Experimental and numerical estimation of wall effect and drag coefficient on hollow frustum settling in annular and non-annular channels

Abstract

The wall effect and drag coefficient of hollow frustum particles (Tapered hollow cylinders) settling in cylindrical non-annular and annular channels were experimentally investigated. The terminal velocity, V, of the hollow frustum particles is measured by considering flow channels of different diameters filled with various working fluids. The present work deals with the study of drag coefficient for a range of 0.12 ≤ deq/D ≤ 0.44, 0.22 ≤ deq/L ≤ 0.43, and 0.22 ≤ di/do ≤ 0.77. The hollow frustum particle's terminal velocity, V, decreases with increased blockage ratios and di/do ratios. The experiment revealed that the frustum attains a steady-state orientation. The hollow frustum particle is affected by the wall's retardation, which is described by the wall factor. The hollow frustum particle's wall factor (f) depends on the Reynolds number (Re) and blockage ratio. The wall factor increases with increasing Reynolds number up to a certain point called critical Reynolds number, Rec; after that, the wall factor remains constant with increasing Reynolds number.

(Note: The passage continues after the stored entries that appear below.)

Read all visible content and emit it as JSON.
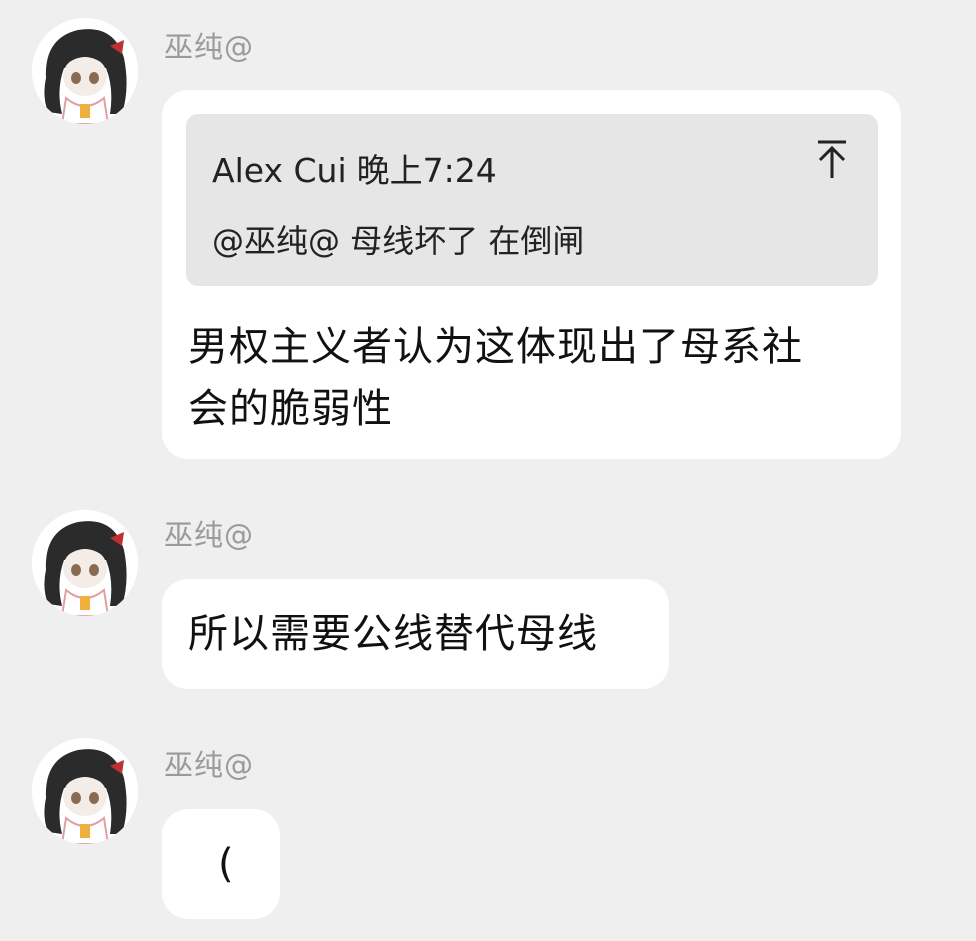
{
  "messages": [
    {
      "sender": "巫纯@",
      "quote": {
        "author": "Alex Cui",
        "time": "晚上7:24",
        "text": "@巫纯@ 母线坏了 在倒闸"
      },
      "text_lines": [
        "男权主义者认为这体现出了母系社",
        "会的脆弱性"
      ]
    },
    {
      "sender": "巫纯@",
      "text": "所以需要公线替代母线"
    },
    {
      "sender": "巫纯@",
      "text": "("
    }
  ]
}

The hollow frustum particles settling in the cylindrical non-annular channel were more subjected to wall effects than those in the annular channel. Simple correlations between the wall factor and the blockage ratio are developed. The current research also focuses on the relationship between Reynolds number (Re) and drag coefficient (CD). The wall effect is considered while estimating the hollow frustum particle's drag coefficient (CD). The numerical estimate of the experimental drag coefficient is made using Ansys- fluent 18.1, and the experimental and numerical results are consistent with each other.